Kur'an öğretisinde doğruluk, dürüstlük ve güvenilirlik

İslam akaidinde peygamberlerin taşımaları gereken beş özellikten ikisi "sıdk" ve "emanet" sıfatıdır (diğerleri: ismet [günahsızlık], fetanet [zeki ve akıllı olma], tebliğ [vahyi insanlara eksiksiz duyurma]). Sıdk "söz ve davranışlarda doğruluk ve dürüstlük", emanet de "güvenilirlik" anlamına gelir.

"Güvenilir kimse" anlamındaki emîn kelimesi, İslam zamanında olduğu gibi İslam öncesinde de Mekkelilerce Hz. Muhammed'i nitelemek için kullanılırdı. Bu bilgiyi, Hz. Peygamber'in hayatına dair ilk eserin yazarı İbn İshak da vermektedir (es-Sîre, Beyrut 1978, s. 78, 108-109).

Aynı yazarın ve daha pek çok tarihçinin aktardığına göre, Mekkelilerin zulmünden kaçıp geçici olarak Habeşistan'a sığınan muhacirlerden Cafer (Hz. Ali'nin kardeşi) Habeş hükümdarının huzurunda bir konuşma yapmıştı. Cafer bu konuşmasında kendilerinin İslâm'dan önce de Hz. Muhammed'i vefakârlık, doğruluk (sıdk) ve güvenilirlik (emanet) erdemlerine sahip biri olarak tanıdıklarını, ona inanıp davasını desteklemelerinde bu niteliklerinin de etkili olduğunu ifade etmişti (es-Sîre, s. 215).

***

İki ayette "güvenilir kişi" anlamındaki emîn kelimesi "kavî" (güçlü) kelimesiyle yan yana geçer. (Neml 27/39; Kasas 28/26). Bu ayetlerdeki 'kavî' kelimesi –yapılacak işin mahiyetine göre– fiziksel veya zihinsel donanımı ifade eder. 'Emîn' ise her işte gerekli olan ahlâkî donanım için kullanılmıştır. Kasas suresindeki ayette "Senin görev verdiklerinin en iyisi, hem (görevin özelliğine göre fiziki ve/veya zihinsel bakımdan) güçlü olan hem güvenilir olandır" cümlesi yer alır.

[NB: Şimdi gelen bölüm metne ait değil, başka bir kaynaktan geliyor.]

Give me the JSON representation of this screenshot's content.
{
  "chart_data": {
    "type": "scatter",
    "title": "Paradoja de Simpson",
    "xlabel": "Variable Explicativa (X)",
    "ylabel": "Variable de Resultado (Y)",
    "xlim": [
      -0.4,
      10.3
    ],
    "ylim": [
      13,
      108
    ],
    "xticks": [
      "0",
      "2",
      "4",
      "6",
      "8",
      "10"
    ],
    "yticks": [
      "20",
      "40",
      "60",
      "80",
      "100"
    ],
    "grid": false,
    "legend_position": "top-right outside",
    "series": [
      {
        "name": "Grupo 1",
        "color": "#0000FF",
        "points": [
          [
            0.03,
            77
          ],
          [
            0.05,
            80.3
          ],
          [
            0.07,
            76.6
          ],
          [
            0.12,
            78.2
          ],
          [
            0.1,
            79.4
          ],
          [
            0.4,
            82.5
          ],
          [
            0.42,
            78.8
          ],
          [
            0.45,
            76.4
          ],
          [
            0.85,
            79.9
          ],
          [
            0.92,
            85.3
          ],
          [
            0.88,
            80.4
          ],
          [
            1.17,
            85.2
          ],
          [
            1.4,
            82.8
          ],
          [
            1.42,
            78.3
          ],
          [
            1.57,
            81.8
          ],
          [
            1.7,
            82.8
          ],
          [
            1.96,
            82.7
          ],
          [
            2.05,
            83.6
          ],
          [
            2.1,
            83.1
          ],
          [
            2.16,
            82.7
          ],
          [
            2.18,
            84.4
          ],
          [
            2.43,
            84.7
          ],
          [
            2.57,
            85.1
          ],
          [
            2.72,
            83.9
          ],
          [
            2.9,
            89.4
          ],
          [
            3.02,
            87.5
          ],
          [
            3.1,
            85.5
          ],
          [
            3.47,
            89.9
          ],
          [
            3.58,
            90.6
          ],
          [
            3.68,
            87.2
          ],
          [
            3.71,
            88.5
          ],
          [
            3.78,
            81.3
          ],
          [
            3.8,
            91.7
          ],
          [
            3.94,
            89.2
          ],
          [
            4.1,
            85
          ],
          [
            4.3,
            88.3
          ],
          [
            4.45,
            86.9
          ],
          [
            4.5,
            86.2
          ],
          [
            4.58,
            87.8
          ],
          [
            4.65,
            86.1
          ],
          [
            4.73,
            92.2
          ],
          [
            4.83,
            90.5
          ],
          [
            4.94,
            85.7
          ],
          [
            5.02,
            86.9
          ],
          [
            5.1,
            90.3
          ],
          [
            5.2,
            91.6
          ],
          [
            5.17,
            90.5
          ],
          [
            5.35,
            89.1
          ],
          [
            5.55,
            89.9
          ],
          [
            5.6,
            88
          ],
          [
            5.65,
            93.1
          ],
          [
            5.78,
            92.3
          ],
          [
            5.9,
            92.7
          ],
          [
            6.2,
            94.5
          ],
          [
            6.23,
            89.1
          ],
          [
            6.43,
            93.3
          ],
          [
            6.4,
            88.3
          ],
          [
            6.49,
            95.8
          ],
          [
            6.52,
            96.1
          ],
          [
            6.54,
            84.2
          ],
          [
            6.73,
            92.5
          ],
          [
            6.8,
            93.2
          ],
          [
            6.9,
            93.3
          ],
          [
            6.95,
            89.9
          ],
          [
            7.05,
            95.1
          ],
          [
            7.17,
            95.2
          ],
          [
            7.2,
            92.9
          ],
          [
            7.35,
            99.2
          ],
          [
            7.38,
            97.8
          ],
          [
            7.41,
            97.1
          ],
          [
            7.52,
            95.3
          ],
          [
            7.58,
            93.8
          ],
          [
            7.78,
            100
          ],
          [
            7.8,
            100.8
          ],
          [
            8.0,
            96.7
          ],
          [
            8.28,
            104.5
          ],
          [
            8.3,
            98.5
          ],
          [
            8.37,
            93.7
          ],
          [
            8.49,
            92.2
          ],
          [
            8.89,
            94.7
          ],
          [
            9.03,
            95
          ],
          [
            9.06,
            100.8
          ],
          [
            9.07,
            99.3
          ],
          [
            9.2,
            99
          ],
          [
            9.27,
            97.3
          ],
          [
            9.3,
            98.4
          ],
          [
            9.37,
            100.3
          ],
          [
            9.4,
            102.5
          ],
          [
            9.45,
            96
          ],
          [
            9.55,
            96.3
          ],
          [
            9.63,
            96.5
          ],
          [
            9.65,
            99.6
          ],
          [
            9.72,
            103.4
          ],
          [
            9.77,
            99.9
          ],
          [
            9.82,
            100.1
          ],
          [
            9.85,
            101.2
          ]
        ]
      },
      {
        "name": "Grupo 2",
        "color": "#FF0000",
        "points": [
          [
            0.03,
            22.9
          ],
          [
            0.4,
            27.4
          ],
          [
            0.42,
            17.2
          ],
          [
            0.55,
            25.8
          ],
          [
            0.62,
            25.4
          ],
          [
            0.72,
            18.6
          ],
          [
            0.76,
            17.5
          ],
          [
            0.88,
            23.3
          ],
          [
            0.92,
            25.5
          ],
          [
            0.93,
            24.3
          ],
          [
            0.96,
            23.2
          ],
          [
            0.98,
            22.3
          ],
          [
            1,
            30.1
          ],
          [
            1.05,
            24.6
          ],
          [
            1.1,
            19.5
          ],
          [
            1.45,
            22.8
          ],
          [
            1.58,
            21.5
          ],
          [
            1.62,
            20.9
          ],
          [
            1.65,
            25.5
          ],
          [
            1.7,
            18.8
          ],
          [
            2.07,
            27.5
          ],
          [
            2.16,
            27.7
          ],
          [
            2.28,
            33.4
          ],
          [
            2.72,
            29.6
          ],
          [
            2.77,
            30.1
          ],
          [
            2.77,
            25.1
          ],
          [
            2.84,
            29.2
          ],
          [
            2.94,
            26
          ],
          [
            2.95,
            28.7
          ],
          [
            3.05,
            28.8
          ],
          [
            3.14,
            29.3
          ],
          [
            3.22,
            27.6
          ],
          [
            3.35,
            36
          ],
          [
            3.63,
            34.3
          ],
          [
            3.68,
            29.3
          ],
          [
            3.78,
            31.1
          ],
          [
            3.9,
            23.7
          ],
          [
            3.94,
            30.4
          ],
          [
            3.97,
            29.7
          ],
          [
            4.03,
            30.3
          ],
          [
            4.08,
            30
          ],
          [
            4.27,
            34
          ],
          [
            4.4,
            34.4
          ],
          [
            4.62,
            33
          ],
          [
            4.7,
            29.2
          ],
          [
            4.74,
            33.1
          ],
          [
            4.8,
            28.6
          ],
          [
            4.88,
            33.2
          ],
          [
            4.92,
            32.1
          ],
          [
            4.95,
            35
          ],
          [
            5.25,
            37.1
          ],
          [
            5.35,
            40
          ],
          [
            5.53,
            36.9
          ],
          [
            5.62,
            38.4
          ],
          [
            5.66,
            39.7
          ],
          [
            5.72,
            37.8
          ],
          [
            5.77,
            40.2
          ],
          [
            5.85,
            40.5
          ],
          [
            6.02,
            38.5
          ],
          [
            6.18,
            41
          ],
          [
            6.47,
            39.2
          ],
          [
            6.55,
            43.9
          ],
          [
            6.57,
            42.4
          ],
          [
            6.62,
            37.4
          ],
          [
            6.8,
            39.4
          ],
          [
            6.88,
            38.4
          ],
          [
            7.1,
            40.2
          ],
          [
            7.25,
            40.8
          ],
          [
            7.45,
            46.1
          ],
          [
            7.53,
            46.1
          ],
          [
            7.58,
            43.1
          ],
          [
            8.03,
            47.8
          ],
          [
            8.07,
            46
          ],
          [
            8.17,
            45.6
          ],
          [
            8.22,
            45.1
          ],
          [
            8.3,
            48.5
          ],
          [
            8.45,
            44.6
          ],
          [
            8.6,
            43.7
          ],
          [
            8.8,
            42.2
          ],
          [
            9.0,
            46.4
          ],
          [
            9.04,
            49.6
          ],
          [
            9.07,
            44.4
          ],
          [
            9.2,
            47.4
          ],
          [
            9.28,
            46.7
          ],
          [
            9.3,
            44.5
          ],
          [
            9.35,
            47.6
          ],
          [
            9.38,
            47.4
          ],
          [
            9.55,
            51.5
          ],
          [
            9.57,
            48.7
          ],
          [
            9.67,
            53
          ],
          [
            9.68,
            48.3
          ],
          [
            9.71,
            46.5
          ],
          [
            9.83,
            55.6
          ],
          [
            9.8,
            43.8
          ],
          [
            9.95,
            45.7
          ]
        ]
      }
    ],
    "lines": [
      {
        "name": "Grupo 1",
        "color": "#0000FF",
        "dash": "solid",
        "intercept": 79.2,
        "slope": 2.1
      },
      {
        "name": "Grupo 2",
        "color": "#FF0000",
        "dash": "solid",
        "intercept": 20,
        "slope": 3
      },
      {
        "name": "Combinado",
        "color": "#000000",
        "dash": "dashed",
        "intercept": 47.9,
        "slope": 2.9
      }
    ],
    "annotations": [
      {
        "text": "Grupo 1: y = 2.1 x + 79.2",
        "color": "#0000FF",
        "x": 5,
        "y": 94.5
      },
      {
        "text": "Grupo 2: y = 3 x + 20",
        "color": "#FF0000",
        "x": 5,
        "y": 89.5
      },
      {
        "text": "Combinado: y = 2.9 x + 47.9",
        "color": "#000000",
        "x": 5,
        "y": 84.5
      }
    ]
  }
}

Kanaatimce bu ayetler, bağlamları özel de olsa, şöyle bir ahlâkî ilke ve mesaj içermektedir: Her seviyedeki özel ve kamusal iş ve hizmetler, –işin mahiyetine göre– fiziksel veya bilgisel olarak da ahlâkî olarak da en ehliyetli, en yetkin, en güvenilir ve en dürüst insanlarca yapılmalı, onlara yaptırılmalıdır; Kur'an'ın hükmünce bu adaletin gereğidir. İşlerin ehil olanlara verilmesini, her durumda adaletin gözetilmesini buyuran, kayırmacılığı ve torpilciliği reddeden başka ayet ve hadisler de var. Buna dair bir ayetin yorumunda meşhur tefsir âlimi Taberî şöyle der:

"Zengin olduğu için zenginin lehine yoksulun aleyhine yahut fakir olduğu için fakirin lehine zenginin aleyhine doğruluktan saparak haksızlık yapmayın..." (Câmi'u'l-beyân [yay. Türkî], VII, 584-585)

***

Kur'an öğretisi bakımından doğruluk, dürüstlük ve güvenilirlik konusunda dikkat çekmemiz gereken önemli bir nokta da şudur: İkisi de Kur'an terimi olan iman ile emanet arasında bir anlam ilişkisi vardır. Öncelikle iman da emanet de "güvenme, inanma" anlamındaki 'emn' kökündendir ve her ikisi de "doğruluğuna inanıp güvenme, içten tasdik etme, doğru ve dürüst olma" gibi inanç bakımından da ahlâk bakımından da son derece önemli anlamlar içerir. Onun için gönülden inanan kimseye "mümin", her konuda kendisine güvenilen, doğruluk ve dürüstlüğüne inanılan kimseye de "emîn" denilmiştir. Buna karşılık inanç gösterisinde samimi olmayan insana da sözüne ve ahlakına güvenilmeyen insana da münafık denilir. Bakara 2/8-14. ayetlerde münafıkların her iki yönden de ikiyüzlü ve güvenilmez tutumlarına eleştirel bir üslupla yer verilmiştir.